Polluants organiques persistants
Les particules de plastique présentent un autre danger pour la biodiversité, beaucoup plus sournois cette fois-ci. En effet, il s’avère que les particules de plastique ont la capacité de se lier avec des polluants organiques persistants hydrophobes, c’est-à-dire non solubles dans l’eau, comme le dichlorodiphényltrichloroéthane (DDT) ou les biphényles polychlorés (BPC). Les polluants organiques persistants sont des composés organiques synthétiques utilisés abondamment dans les milieux terrestres et aquatiques. Certains sont considérés comme étant cancérigènes ou comme étant des perturbateurs endocriniens, c’est-à-dire qu’ils interfèrent avec le système hormonal(10). Les particules de plastique pourraient accumuler des concentrations de ces substances qui excèderaient un million de fois les niveaux trouvés dans l’eau environnante(11). Ces substances ont le pouvoir de se bioaccumuler, ce qui signifie que la substance sera absorbée, stockée dans le corps d’un organisme vivant et se bioamplifiera, c’est-à-dire que la concentration de la substance augmentera à mesure que l’on montera dans la chaîne alimentaire. Ainsi, lorsque ces particules sont ingérées par des espèces dans le bas de la chaîne alimentaires, comme les microorganismes filtreurs qui abondent dans les eaux du Pacifique Nord, elles restent intactes et sont ainsi transmises de bas en haut dans la chaîne alimentaire.
Conclusion
Présenté comme un matériel polyvalent, durable, léger et peu dispendieux, le plastique a fait son apparition dans nos vies et dans notre environnement il y a à peine 50 ans. Il s’est propagé de manière fulgurante et nous commençons à peine à voir les côtés pervers engendrés par ce matériel et à comprendre comment une bouteille de plastique jetée à la mer au large de la Californie peut affecter des espèces situées à des milliers de kilomètres de là. Le problème est loin d’être réglé: nous consommons aujourd’hui 20 fois plus de plastique qu’il y a 50 ans(12). Le septième continent semble donc être là pour y rester. À savoir qui en réclamera la souveraineté…
Notes
(1) MOORE, Charles, «Trashed: Across the Pacific Ocean, plastics, plastics, everywhere», [en ligne], novembre 2003, 10 pages. <http://www.naturalhistorymag.com/index_archive.html>. Consulté le 25 septembre 2008
(2) ibid.
(3) DUMAS, Daisy, «Landfill on sea», Ecologist, Vol. 37, 2007, p. 34-37.

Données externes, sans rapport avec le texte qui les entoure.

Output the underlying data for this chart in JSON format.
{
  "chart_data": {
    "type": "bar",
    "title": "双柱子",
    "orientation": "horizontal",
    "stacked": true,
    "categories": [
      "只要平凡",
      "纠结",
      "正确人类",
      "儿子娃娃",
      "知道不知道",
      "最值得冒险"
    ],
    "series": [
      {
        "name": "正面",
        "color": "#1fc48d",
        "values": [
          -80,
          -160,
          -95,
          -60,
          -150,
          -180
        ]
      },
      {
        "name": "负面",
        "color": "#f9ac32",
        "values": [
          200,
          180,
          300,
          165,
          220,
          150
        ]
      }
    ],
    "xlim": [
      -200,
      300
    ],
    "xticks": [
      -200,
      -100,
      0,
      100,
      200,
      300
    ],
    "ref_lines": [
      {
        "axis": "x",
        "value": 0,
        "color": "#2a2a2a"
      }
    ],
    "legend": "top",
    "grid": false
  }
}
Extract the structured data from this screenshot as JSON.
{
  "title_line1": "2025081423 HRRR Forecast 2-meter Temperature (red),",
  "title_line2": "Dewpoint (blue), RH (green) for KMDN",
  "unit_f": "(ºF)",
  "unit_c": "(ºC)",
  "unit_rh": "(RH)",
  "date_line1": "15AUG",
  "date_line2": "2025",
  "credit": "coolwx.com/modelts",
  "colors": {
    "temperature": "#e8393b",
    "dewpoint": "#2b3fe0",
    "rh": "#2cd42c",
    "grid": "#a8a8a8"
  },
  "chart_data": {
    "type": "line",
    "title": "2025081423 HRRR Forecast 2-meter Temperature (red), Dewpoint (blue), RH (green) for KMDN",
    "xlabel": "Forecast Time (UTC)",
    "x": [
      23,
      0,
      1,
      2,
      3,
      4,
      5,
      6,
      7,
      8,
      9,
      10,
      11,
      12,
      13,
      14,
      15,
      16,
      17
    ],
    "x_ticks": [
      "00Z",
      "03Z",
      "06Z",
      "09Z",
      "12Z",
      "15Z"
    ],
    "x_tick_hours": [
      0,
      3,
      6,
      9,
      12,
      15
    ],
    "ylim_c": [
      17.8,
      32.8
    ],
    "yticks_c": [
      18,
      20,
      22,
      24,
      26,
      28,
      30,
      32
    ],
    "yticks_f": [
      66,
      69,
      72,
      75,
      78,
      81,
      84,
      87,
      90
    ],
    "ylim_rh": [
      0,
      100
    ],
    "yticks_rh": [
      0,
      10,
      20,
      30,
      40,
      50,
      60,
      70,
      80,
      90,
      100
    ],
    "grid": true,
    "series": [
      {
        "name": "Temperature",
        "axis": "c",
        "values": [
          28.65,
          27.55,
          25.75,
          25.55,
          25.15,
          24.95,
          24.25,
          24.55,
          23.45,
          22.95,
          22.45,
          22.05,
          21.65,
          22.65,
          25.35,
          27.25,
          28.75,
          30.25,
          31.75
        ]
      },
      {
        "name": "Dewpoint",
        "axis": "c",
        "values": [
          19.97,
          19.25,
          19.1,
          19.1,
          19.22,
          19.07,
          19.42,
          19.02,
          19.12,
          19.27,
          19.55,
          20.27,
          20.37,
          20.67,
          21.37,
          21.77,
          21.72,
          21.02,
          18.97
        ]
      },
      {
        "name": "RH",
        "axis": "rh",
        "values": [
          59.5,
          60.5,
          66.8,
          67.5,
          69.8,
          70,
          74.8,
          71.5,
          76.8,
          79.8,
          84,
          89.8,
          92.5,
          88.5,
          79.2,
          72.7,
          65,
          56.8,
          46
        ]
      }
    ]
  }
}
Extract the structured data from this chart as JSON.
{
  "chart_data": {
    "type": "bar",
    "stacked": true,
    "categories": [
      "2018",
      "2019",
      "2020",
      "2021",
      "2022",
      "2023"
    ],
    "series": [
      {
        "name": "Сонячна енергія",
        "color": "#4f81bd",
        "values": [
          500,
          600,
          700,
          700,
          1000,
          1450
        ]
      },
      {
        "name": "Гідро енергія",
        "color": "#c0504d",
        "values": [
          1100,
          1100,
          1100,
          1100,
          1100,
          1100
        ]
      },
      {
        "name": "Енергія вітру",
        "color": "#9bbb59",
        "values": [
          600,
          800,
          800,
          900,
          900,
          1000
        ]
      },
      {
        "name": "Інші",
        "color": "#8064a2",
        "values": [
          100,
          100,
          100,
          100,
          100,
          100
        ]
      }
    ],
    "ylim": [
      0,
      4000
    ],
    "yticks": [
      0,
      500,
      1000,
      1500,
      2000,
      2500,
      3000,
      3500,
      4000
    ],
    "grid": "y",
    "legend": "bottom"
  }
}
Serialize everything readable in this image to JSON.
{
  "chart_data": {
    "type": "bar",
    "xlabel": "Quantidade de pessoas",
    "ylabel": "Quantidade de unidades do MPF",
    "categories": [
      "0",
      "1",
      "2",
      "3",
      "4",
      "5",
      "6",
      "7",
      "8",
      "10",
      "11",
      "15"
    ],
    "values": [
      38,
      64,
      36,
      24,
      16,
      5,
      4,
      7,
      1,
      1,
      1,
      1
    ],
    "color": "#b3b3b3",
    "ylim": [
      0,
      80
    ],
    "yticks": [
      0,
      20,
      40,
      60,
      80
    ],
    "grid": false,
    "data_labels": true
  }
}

(4) op. cit. MOORE, C. (2003)
(5) DERRAIK, Jose G. B., «The pollution of the marine environment by plastic debris: a review», Marine Pollution Bulletin,Vol. 44, n° 9, 2002, p. 842-852.
(6) ibid.
(7) op. cit. MOORE, C. (2003)
(8) MOORE, Charles J., MOORE, Shelley L., LEECASTER, Molly K. et WEISBERG, Stephen B., «A comparison of plastic and plankton in North Pacific central gyre», Marine Pollution Bulletin,Vol. 42, n° 12, 2001, p. 1297-1300.
(9) BLIGHT, Louise K., et BURGER, Alan E., «Occurrence of Plastic Particles in Seabirds from the Eastern North Pacific», Marine Pollution Bulletin,Vol. 34, n° 5, 1997, p. 323-325.
(10) RIOS, Lorena M., MOORE Charles et JONES, Patrick R., «Persistent organic pollutants carried by synthetic polymers in the ocean environment», Marine Pollution Bulletin,Vol. 54, n° 8, 2007, p. 1230-1237
(11) op. cit. DUMAS, D. (2007)
(12) op. cit. DUMAS, D. (2007)
Je comprends pas que l’on ne peut pas avoir des images de cette île de plastique dans l’océan, supposément grande, quand même curieux,
des explications valables s,v,p
merci
André
bonjour, notre politique par rapport aux images n’est pas tant de proposer une image du thème précisément qu’en lien avec les enjeux évoqués. nous adoptons parfois une ligne plus artistique et d’autres fois plus photo-journalistique, toujours en utilisant des images libres de droits (creative commons) sur flickr. dans ce cas-ci, la problématique de l’accumulation de déchets est celle qui a été retenue. j’espère que cela répond à votre question, je ne suis pas certain d’avoir compris votre syntaxe fragmentée.